The economy grew 3.3 Percent in the second quarter, compared with 3.1 Percent in a prior estimate.
Israel’s economy is expected to contract in the fourth quarter due to the war, and translate to a 2.3 Percent growth rate for 2023, according to the Bank of Israel. S&P Global Ratings this week forecast a 5 Percent contraction during the last three months of 2023.
Despite a weakening economy that will likely see a hit to consumer spending and investments, the central bank has suggested it would not lower interest rates during the war.
It has cited a view that Israel’s risk premium remains high and a rate cut from the current 4.75 Percent could further weaken the shekel and reignite inflation.
Policymakers have left short-term borrowing costs unchanged the last three decisions after an aggressive run of tightening that took the benchmark interest rate from 0.1 Percent in April 2022 to 4.75 Percent in May 2023.

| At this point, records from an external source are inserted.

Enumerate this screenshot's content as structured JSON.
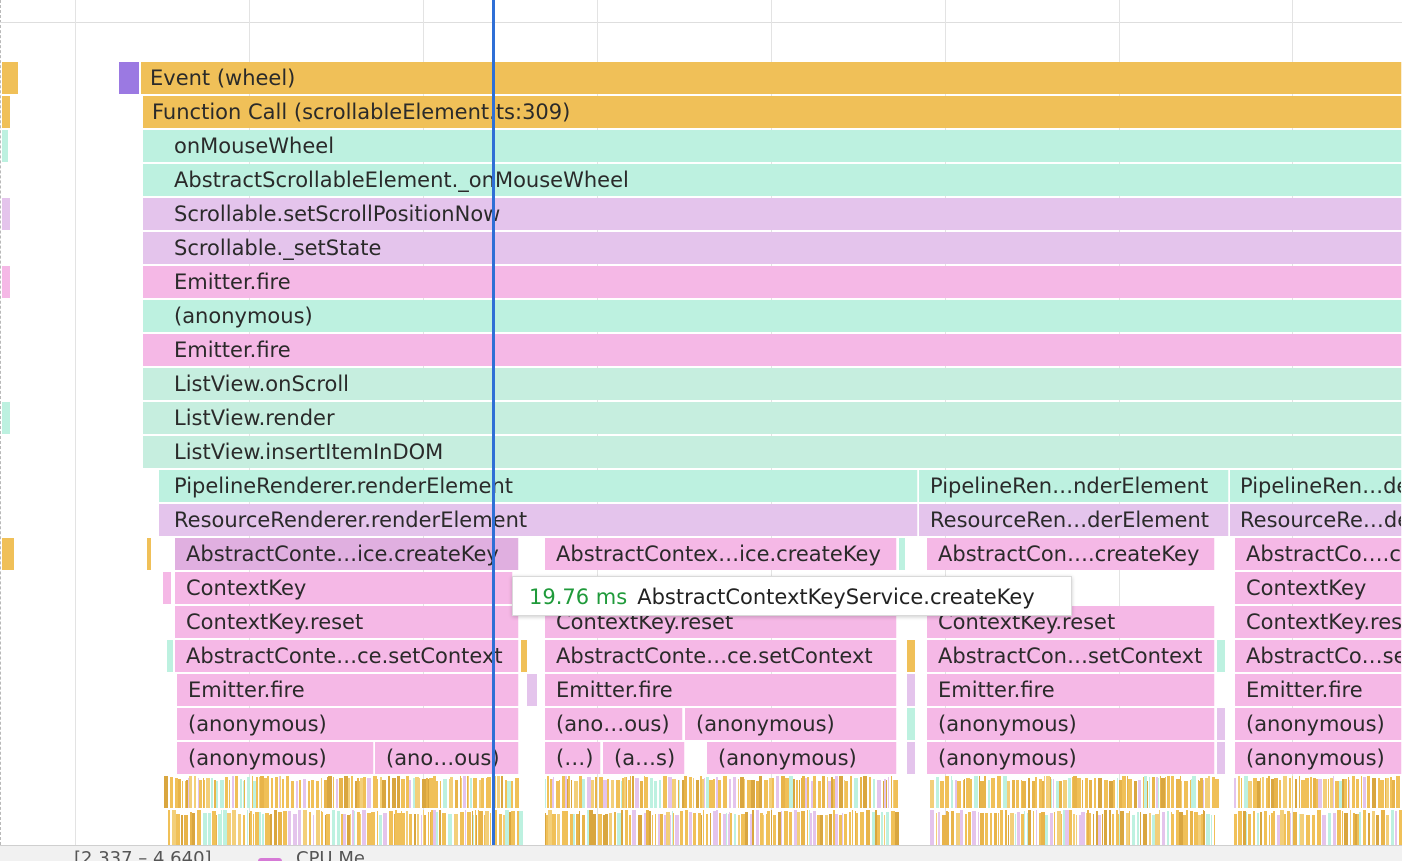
{
  "colors": {
    "event": "#f0c058",
    "event_marker": "#9b79e2",
    "teal": "#bdf1e0",
    "teal_alt": "#c6eedf",
    "lavender": "#e4c4ec",
    "pink": "#f5b8e6",
    "pink_alt": "#e9bbe9",
    "cursor": "#2f6fd6",
    "tooltip_time": "#1f9a3a"
  },
  "flame": {
    "rows": [
      {
        "label": "Event (wheel)",
        "color_key": "event"
      },
      {
        "label": "Function Call (scrollableElement.ts:309)",
        "color_key": "event"
      },
      {
        "label": "onMouseWheel",
        "color_key": "teal"
      },
      {
        "label": "AbstractScrollableElement._onMouseWheel",
        "color_key": "teal"
      },
      {
        "label": "Scrollable.setScrollPositionNow",
        "color_key": "lavender"
      },
      {
        "label": "Scrollable._setState",
        "color_key": "lavender"
      },
      {
        "label": "Emitter.fire",
        "color_key": "pink"
      },
      {
        "label": "(anonymous)",
        "color_key": "teal"
      },
      {
        "label": "Emitter.fire",
        "color_key": "pink"
      },
      {
        "label": "ListView.onScroll",
        "color_key": "teal_alt"
      },
      {
        "label": "ListView.render",
        "color_key": "teal_alt"
      },
      {
        "label": "ListView.insertItemInDOM",
        "color_key": "teal_alt"
      }
    ],
    "pipeline_row": [
      "PipelineRenderer.renderElement",
      "PipelineRen…nderElement",
      "PipelineRen…de"
    ],
    "resource_row": [
      "ResourceRenderer.renderElement",
      "ResourceRen…derElement",
      "ResourceRe…de"
    ],
    "create_key_row": [
      "AbstractConte…ice.createKey",
      "AbstractContex…ice.createKey",
      "AbstractCon….createKey",
      "AbstractCo….c"
    ],
    "context_key_row": [
      "ContextKey",
      "ContextKey"
    ],
    "reset_row": [
      "ContextKey.reset",
      "ContextKey.reset",
      "ContextKey.reset",
      "ContextKey.res"
    ],
    "set_context_row": [
      "AbstractConte…ce.setContext",
      "AbstractConte…ce.setContext",
      "AbstractCon…setContext",
      "AbstractCo…se"
    ],
    "emitter_row": [
      "Emitter.fire",
      "Emitter.fire",
      "Emitter.fire",
      "Emitter.fire"
    ],
    "anon_row_1": [
      "(anonymous)",
      "(ano…ous)",
      "(anonymous)",
      "(anonymous)",
      "(anonymous)"
    ],
    "anon_row_2": [
      "(anonymous)",
      "(ano…ous)",
      "(…)",
      "(a…s)",
      "(anonymous)",
      "(anonymous)",
      "(anonymous)"
    ]
  },
  "tooltip": {
    "time": "19.76 ms",
    "name": "AbstractContextKeyService.createKey"
  },
  "status_bar": {
    "range": "[2.337 – 4.640]",
    "cpu_label": "CPU Me"
  }
}
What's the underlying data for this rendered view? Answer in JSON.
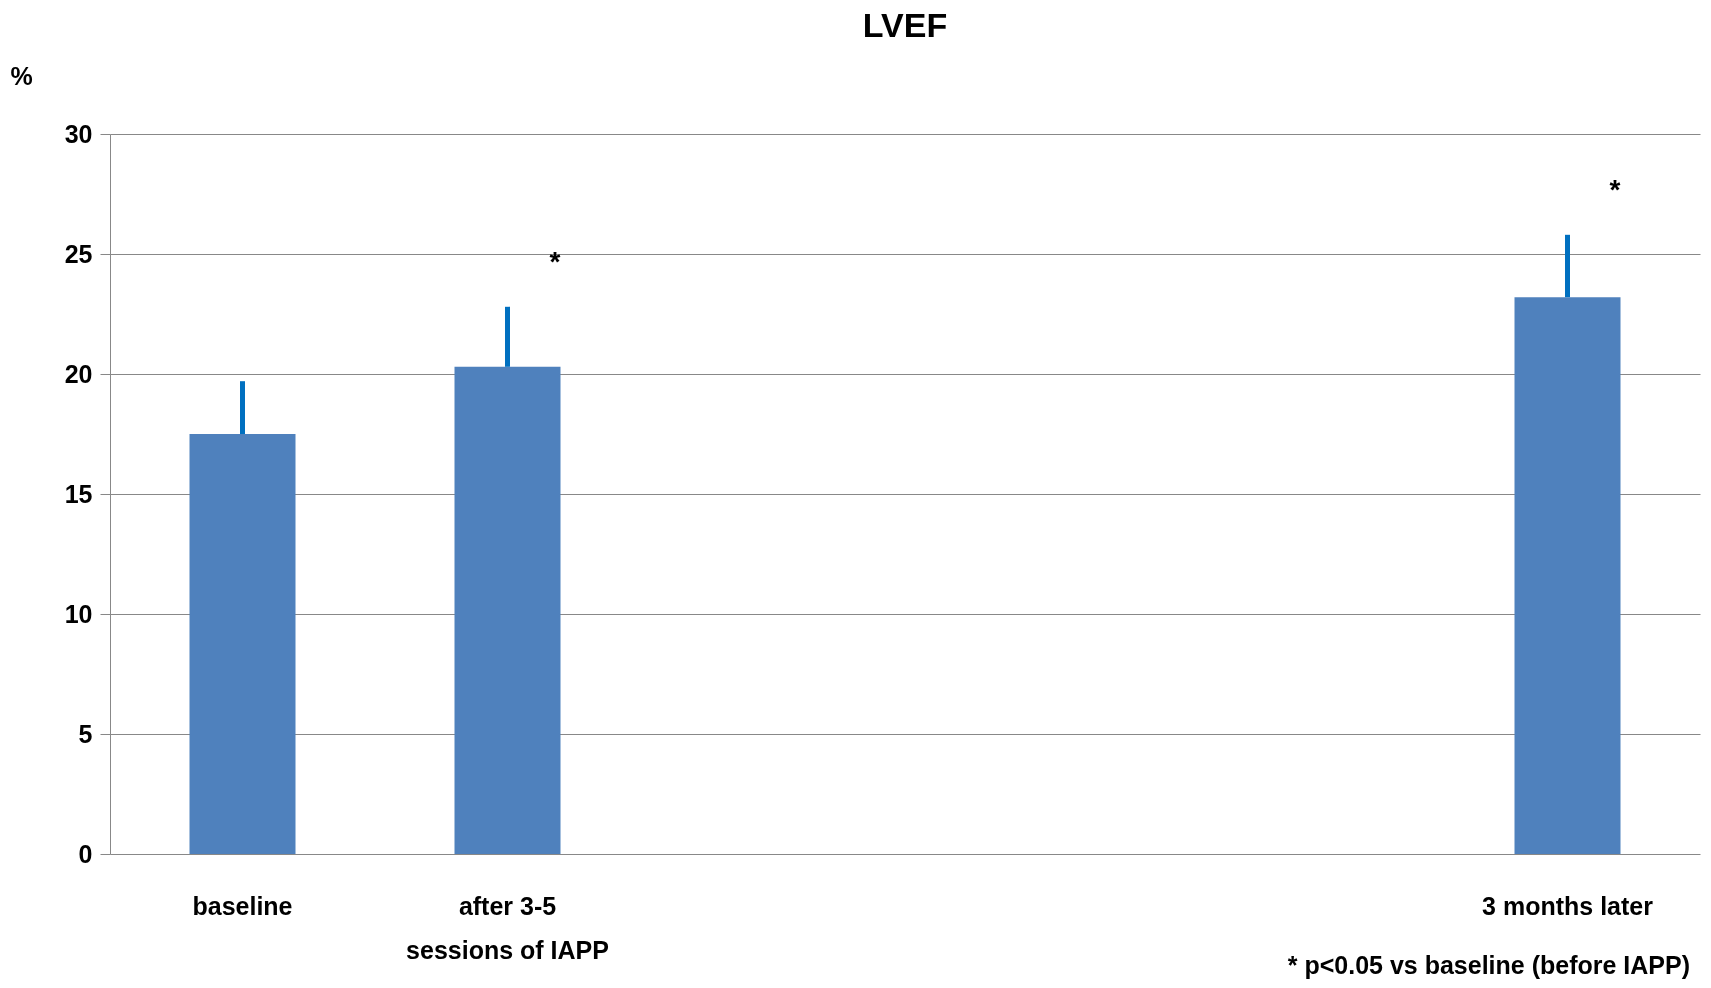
{
  "chart_data": {
    "type": "bar",
    "title": "LVEF",
    "ylabel": "%",
    "categories": [
      "baseline",
      "after 3-5\nsessions of IAPP",
      null,
      null,
      null,
      "3 months later"
    ],
    "values": [
      17.5,
      20.3,
      null,
      null,
      null,
      23.2
    ],
    "errors": [
      [
        17.5,
        19.7
      ],
      [
        20.3,
        22.8
      ],
      null,
      null,
      null,
      [
        23.2,
        25.8
      ]
    ],
    "color": "#4f81bd",
    "ylim": [
      0,
      30
    ],
    "yticks": [
      0,
      5,
      10,
      15,
      20,
      25,
      30
    ],
    "grid": "y",
    "annotations": [
      "*",
      "*",
      "* p<0.05 vs baseline (before IAPP)"
    ]
  }
}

On Wednesday, the bureau said Israel’s annual inflation rate eased to 3.7 Percent in October from 3.8 Percent in September and the central bank has said it was determined to return the rate to its 1-3 Percent target. The Bank of Israel’s next rate decision is on Nov. 27.
In the third quarter, private spending – more than half of economic activity – grew 1.8 Percent, while exports rose 8.8 Percent, investment increased 1.2 Percent and government spending was up 5.9 Percent. Imports fell 0.9 Percent.